Crypto news

25.06.2026
17:38

Seven years of silence: crypto whale realized 27,585 ETH with a profit of $39 million, but missed out on $90 million

The Ethereum market witnessed a rare event: a long-dormant wallet, inactive for seven years, suddenly activated and began a massive sell-off. Analyzing on-chain data, I recorded that address 0x0965 offloaded 27,585 ETH worth approximately $44.84 million over the past two days, at an average price of $1,625 per coin.

The net profit from this operation exceeded $39 million, which is impressive in itself. However, looking at the history, it becomes clear that the long-term holder missed out on enormous gains. At the peak of the market cycle, the paper profit on this portfolio exceeded $130 million. The gap between potential and realized income is a clear example of how even the most patient strategy can be suboptimal without timely profit-taking.

The Journey from EtherDelta to CoW Protocol

The history of this wallet traces back to the era of the decentralized exchange EtherDelta. It was there in 2017-2018 that the first batches of Ether arrived, when its value was measured in hundreds of dollars. Two weeks ago, consolidation occurred: the investor transferred 27,586 ETH (then ~$46.5 million) to address 0x0965, from which active selling began.

To minimize price slippage when selling such volumes, the CoW Protocol infrastructure was used. The Ether was first converted into Wrapped Ether (WETH) via a smart contract, and then exchanged for the stablecoin USDS. Transactions were broken into portions ranging from 100 to 2,304 ETH per operation — a standard practice for large players.

A Lesson for the Market

This case is a classic example of the HODL strategy dilemma.
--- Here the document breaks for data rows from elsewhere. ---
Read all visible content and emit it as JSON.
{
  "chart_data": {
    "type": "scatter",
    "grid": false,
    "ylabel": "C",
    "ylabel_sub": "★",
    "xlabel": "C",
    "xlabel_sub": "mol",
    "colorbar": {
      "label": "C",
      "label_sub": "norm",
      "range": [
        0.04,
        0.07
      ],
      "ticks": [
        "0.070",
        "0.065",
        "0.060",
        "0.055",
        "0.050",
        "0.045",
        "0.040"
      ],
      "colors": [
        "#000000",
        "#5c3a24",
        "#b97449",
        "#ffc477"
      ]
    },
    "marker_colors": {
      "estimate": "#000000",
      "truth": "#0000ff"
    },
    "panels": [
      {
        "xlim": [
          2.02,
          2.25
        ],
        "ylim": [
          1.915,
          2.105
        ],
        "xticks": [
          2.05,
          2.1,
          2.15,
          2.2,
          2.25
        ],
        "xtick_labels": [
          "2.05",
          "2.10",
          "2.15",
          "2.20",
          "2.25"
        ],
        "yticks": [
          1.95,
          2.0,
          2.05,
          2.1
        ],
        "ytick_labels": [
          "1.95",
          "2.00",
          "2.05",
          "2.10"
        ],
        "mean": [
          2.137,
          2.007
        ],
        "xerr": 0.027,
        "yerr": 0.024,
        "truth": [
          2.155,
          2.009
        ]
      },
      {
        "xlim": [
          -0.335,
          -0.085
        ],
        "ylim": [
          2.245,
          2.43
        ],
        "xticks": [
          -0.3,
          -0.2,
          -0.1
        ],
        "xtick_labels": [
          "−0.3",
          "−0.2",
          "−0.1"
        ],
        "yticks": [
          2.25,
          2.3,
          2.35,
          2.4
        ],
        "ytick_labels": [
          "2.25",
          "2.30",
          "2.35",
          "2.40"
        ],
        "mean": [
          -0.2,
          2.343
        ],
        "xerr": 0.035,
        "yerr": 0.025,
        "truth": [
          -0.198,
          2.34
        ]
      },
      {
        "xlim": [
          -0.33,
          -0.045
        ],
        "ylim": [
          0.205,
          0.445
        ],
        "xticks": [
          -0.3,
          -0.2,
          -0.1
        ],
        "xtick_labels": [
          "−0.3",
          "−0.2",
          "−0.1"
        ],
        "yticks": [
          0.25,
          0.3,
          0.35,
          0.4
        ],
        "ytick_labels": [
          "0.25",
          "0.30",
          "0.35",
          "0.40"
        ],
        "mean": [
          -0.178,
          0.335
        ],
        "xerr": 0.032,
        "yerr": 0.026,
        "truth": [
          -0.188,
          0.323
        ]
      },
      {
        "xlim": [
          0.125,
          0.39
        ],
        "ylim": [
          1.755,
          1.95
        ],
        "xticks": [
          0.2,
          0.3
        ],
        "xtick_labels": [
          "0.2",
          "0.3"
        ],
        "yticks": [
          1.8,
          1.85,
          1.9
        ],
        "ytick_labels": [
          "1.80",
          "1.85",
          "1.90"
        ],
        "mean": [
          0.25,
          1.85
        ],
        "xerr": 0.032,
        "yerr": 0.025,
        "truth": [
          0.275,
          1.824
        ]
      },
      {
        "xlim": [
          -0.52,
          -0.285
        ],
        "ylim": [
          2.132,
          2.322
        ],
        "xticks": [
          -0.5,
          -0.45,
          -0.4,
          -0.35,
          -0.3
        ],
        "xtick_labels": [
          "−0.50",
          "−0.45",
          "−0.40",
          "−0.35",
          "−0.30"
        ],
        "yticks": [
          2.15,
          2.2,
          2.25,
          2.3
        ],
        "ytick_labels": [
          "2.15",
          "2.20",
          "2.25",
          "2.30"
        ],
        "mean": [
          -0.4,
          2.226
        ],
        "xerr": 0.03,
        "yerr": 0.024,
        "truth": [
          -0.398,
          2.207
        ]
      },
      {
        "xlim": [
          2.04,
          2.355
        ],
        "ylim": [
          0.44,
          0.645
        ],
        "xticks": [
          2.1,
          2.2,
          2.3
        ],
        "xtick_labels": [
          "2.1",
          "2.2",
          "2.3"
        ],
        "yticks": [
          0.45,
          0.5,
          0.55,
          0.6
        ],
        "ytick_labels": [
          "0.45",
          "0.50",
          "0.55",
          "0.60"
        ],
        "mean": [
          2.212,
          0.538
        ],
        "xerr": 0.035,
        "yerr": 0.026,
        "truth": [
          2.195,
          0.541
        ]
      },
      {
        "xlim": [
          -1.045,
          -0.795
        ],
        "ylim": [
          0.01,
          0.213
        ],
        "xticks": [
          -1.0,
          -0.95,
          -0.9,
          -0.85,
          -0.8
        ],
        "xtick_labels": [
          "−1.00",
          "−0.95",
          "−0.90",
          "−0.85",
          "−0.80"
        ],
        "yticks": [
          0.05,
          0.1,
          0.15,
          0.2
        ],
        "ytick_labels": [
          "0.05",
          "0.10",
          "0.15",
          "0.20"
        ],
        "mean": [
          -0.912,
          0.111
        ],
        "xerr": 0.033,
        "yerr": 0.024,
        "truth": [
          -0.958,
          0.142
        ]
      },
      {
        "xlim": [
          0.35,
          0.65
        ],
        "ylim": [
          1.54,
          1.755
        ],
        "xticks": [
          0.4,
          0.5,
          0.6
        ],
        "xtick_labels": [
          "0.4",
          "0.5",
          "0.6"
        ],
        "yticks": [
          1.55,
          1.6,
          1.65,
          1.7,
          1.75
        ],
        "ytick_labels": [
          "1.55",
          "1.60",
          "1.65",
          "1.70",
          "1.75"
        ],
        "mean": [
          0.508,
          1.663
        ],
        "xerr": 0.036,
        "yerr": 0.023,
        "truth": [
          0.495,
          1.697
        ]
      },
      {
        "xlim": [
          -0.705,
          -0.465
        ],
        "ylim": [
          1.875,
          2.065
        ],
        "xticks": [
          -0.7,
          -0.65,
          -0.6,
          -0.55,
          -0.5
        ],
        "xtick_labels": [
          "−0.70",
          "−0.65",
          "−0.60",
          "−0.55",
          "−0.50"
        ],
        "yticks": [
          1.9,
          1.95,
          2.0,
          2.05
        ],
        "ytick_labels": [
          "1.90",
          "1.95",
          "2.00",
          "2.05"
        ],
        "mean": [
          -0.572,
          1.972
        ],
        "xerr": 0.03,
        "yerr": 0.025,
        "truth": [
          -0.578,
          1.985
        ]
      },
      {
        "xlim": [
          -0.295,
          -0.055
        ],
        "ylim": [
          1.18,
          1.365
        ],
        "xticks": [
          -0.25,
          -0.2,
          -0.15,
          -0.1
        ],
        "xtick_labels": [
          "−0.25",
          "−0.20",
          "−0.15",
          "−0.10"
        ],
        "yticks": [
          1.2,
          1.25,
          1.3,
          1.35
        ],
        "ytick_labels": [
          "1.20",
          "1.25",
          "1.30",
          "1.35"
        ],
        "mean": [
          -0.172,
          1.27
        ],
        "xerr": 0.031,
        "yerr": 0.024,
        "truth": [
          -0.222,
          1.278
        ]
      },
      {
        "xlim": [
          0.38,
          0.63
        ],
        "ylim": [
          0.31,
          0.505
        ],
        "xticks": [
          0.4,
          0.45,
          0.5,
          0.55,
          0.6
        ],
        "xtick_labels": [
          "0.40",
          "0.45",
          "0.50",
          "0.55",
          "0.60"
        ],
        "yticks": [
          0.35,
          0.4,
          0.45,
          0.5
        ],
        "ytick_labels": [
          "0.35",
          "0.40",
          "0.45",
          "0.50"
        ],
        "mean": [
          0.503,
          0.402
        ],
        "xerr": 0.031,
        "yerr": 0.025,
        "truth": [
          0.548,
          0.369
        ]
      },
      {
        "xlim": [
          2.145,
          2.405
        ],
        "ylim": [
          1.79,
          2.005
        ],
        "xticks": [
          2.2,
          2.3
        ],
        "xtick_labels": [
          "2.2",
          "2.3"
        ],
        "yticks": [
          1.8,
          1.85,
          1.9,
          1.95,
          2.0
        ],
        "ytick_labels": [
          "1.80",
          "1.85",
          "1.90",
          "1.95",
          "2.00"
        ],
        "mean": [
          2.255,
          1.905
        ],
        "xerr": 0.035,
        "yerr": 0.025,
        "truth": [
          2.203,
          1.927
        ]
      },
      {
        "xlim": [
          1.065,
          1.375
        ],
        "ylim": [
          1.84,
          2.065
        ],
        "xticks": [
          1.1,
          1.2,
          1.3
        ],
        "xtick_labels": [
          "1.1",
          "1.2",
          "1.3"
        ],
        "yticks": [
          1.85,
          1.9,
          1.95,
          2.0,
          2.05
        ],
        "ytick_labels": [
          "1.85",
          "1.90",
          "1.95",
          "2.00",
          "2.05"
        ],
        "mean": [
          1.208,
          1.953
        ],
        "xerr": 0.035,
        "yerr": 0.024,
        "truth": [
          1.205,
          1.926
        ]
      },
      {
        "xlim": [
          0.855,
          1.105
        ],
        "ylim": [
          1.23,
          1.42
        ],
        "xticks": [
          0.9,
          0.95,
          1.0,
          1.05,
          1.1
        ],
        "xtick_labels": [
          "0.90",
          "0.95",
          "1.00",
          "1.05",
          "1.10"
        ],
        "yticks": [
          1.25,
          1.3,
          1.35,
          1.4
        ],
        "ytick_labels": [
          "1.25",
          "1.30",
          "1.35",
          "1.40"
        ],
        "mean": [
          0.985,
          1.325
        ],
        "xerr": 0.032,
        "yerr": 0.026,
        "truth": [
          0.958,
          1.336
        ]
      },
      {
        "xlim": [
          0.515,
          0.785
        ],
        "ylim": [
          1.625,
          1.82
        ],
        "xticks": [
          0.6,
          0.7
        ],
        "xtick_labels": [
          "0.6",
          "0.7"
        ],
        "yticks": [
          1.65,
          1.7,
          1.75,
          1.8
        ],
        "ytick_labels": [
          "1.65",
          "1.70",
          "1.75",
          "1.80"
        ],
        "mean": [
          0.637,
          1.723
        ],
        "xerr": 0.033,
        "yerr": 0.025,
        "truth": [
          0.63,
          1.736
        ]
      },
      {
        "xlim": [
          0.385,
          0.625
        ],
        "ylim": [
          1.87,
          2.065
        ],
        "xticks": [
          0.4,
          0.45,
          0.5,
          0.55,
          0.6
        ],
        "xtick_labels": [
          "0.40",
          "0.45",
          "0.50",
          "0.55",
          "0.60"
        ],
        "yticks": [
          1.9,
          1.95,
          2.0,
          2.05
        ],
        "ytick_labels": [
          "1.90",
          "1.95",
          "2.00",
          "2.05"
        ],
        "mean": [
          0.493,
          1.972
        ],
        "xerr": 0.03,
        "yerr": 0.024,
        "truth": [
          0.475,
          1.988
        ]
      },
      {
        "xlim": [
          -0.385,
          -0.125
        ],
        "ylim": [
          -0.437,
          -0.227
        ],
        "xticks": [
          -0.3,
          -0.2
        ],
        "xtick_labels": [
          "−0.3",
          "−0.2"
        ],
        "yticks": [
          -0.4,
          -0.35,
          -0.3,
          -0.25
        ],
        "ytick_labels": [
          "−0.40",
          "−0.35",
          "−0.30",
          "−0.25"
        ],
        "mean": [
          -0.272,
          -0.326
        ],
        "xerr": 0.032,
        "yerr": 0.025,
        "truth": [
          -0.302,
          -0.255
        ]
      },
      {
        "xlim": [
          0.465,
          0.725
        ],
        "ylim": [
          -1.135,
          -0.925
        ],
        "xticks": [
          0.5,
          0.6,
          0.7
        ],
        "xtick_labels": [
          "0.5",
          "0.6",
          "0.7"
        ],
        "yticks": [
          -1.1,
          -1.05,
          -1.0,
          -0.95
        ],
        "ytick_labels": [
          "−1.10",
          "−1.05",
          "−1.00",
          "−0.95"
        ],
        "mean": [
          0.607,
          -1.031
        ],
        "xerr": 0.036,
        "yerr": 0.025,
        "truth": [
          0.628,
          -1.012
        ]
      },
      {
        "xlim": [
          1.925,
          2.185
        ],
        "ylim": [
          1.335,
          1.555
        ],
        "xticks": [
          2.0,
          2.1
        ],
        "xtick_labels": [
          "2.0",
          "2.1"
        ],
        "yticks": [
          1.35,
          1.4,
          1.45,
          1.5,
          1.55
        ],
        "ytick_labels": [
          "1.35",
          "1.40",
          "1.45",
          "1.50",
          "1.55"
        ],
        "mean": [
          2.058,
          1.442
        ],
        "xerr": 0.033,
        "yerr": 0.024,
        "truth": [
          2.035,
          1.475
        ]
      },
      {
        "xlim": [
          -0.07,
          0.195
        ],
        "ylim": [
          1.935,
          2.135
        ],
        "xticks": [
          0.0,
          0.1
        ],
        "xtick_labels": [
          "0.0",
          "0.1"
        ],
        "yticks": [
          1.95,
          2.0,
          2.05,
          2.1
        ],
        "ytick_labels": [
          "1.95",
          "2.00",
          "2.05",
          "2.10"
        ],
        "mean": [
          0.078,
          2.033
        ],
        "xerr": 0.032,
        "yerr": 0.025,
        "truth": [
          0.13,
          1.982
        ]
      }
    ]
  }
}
The coins were purchased near historical lows, but the exit was executed at levels three times lower than peak values. From a net profit perspective, the trade is successful, but from a capital maximization standpoint, it represents a serious misjudgment of market timing.

My analysis: Such movements by "sleeping" whales often serve as an indicator of shifting sentiment among long-term holders. If such players begin to take profits even after a significant decline from peaks, it may signal uncertainty about the asset's short-term prospects. The market should closely monitor further activity from old wallets — this could be a precursor to a larger redistribution of liquidity.